01 Jun FED FUNDS FOR GREEN COAL TO HELP KILL ‘BUSH CANCER’
The tide may soon turn on the damage wrought to rural Queensland by the noxious prickly acacia weed.
A federal funding injection into a western Queensland project, which turns the damaging weed into a valuable carbon-neutral energy source, will help bring the ground-breaking renewable energy plant to life.
Long-time supporter of the project Katter’s Australian Party (KAP) Leader and Traeger MP Robbie Katter welcomed the money for Green Day Energy, which plans to build a $30 million plant in Richmond to turn prickly acacia weed into a torrefied product – a carbon-neutral alternative for coal.
Founder Brad Carswell said the company was set to receive $5 million from the federal Securing Raw Materials Program, which would help build a mobile torrefaction plant and conduct a pilot program as a “proof of concept” for commercialisation.
The torrefied product was ideal for use in cogeneration power plants and suitable to export to Japan, the United Kingdom and throughout Europe. The current worldwide demand for carbon-neutral product was 15 million tonnes per year, predicted to rise to 50 million tonnes within a decade, with torrefied products boasting an impressive 24GJ of energy per tonne.
Mr Carswell said Queensland could be front and centre of the forecast surge in demand.
He said Stage 2 of the project would involve green hydrogen produced from bio-char – at a production rate of 100,000 tonne of bio-char, 21 million kilograms of green hydrogen can be produced annually.
Mr Carswell thanked the Federal Government for identifying the prickly acacia issue and allocating funds to the new project.
“Green Day Energy believes this will deliver a triple bottom line, with economic and social benefits to the region while delivering an environmental outcome,” he said.
Mr Katter said prickly acacia was a cancer in Queensland’s grazing sector and a scourge on biosecurity and economic viability, infesting 23 million hectares of prime land and costing a predicted $5.5 billion in lost production and management costs over the next three decades if not controlled.
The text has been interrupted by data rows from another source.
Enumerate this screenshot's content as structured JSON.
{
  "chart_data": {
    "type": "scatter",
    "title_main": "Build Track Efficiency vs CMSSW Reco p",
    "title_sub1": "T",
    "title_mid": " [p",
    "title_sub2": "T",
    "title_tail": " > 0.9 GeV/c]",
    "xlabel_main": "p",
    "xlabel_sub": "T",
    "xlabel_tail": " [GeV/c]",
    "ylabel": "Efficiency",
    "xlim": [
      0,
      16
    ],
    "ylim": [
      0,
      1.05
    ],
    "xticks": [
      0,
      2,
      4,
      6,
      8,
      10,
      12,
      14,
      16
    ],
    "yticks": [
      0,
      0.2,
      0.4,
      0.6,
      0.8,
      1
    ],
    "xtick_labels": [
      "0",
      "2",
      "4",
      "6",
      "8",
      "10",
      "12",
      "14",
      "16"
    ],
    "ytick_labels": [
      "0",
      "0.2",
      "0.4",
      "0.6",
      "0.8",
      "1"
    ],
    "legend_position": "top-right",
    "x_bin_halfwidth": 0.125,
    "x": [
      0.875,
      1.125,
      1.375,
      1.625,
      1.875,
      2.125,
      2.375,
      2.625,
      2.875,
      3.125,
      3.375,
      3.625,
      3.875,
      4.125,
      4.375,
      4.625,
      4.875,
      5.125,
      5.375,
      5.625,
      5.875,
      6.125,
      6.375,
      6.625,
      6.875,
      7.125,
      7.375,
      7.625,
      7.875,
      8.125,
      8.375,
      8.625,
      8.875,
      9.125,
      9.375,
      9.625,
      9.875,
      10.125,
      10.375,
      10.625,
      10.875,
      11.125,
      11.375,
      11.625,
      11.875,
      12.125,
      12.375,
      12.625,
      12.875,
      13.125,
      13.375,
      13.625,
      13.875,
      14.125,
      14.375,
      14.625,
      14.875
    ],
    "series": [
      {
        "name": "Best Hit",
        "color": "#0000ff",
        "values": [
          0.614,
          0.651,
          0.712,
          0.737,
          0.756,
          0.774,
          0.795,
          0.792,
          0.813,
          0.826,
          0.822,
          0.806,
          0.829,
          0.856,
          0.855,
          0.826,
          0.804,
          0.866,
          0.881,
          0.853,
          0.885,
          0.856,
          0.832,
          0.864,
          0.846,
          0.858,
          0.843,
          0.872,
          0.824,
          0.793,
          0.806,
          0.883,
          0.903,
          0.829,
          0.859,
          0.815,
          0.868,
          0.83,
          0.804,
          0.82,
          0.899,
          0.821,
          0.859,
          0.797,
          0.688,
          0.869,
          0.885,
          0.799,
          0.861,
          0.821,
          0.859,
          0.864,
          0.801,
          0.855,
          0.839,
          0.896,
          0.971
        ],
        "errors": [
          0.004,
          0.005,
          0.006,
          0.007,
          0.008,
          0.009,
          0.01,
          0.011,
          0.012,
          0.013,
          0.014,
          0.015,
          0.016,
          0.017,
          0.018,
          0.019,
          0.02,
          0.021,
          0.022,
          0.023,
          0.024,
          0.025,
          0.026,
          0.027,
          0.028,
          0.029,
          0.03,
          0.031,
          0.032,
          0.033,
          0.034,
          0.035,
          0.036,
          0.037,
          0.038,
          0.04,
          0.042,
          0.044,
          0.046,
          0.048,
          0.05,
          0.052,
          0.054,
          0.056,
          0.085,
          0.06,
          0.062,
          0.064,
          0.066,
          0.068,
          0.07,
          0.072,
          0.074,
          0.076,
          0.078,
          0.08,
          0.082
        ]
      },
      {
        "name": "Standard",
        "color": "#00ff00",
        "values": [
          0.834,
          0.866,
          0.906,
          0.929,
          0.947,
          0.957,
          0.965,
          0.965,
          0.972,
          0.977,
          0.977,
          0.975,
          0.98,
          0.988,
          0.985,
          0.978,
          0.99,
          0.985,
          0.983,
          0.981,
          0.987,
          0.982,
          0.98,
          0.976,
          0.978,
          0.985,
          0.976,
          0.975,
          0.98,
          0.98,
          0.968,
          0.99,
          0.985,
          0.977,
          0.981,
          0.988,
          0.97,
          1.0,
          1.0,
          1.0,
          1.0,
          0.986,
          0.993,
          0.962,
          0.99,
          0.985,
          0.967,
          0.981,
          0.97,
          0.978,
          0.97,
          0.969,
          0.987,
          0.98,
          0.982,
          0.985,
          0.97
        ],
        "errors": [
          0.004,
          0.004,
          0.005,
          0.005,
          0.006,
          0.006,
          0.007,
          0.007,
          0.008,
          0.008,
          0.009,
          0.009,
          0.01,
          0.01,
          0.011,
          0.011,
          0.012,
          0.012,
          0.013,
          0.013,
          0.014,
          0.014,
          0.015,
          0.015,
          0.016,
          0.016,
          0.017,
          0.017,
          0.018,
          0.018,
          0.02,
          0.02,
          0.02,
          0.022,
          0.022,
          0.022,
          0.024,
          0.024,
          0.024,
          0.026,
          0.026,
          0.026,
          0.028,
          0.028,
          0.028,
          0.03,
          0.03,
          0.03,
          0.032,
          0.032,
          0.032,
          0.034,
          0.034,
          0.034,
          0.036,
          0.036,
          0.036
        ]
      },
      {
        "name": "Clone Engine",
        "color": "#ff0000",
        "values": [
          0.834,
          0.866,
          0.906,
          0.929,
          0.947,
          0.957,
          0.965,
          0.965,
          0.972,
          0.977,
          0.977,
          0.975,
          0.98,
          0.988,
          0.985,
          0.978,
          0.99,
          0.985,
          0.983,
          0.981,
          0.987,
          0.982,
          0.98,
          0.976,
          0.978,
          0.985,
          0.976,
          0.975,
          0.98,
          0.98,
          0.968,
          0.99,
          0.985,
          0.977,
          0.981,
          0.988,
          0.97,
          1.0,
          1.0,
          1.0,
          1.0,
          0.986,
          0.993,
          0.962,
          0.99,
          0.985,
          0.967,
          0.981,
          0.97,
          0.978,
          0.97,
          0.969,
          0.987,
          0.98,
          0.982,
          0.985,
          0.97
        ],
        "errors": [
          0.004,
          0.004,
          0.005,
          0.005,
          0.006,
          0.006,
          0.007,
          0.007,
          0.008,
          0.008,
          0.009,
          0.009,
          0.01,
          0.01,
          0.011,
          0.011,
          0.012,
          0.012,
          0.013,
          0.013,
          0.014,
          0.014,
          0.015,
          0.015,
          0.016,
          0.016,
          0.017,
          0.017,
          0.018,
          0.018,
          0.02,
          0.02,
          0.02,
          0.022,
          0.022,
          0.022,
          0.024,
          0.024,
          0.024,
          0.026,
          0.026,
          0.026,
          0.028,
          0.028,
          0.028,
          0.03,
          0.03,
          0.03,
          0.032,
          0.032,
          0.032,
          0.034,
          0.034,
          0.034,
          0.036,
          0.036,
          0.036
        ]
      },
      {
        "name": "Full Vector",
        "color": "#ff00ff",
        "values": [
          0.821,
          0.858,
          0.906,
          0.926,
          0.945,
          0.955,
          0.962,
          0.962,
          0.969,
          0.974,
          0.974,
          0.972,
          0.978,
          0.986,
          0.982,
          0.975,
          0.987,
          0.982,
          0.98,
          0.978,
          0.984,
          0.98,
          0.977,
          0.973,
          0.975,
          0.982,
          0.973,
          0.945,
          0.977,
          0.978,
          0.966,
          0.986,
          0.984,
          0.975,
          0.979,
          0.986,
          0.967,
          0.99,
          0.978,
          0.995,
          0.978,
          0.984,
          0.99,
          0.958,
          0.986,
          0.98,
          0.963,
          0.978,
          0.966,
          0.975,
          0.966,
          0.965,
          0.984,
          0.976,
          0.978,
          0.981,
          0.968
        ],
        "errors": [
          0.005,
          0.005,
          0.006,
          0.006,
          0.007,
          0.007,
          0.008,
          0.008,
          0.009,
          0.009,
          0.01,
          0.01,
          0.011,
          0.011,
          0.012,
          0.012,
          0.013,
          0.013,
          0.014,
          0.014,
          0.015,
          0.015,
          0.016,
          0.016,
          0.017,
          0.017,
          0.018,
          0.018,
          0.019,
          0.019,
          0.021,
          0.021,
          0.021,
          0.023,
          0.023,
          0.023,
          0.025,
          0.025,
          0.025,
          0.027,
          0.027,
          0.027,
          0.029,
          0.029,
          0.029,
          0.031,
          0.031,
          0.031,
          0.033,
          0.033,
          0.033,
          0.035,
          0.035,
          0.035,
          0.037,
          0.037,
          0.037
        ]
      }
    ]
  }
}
“The spread has only been slowed down, not stopped; the weed has been allowed to run rampant and fester under insufficient funding and resources, leaving land management groups and landholders ill-equipped,” he said.
The pilot program and proposed torrefaction plant would also create jobs and economic opportunities in the region.
“Creating more jobs in western Queensland is always a priority of mine and I support endeavours such as these to put more people in work while delivering a highly-valuable product, with the significant bonus of managing a noxious weed,” Mr Katter said.
Prickly acacia trees grow as high as eight metres and draw moisture and nutrients out of the ground, degrading soil and causing erosion.
Leaving the weed unmanaged could wipe out swathes of grazing land in the future, potentially forcing Australia to import beef.
Due to widespread supply chain issues, construction of the plant was currently expected to take up to 12 months.
Photo: The prickly acacia plant is turned into a torrefied product – a carbon-netural alternative for coal.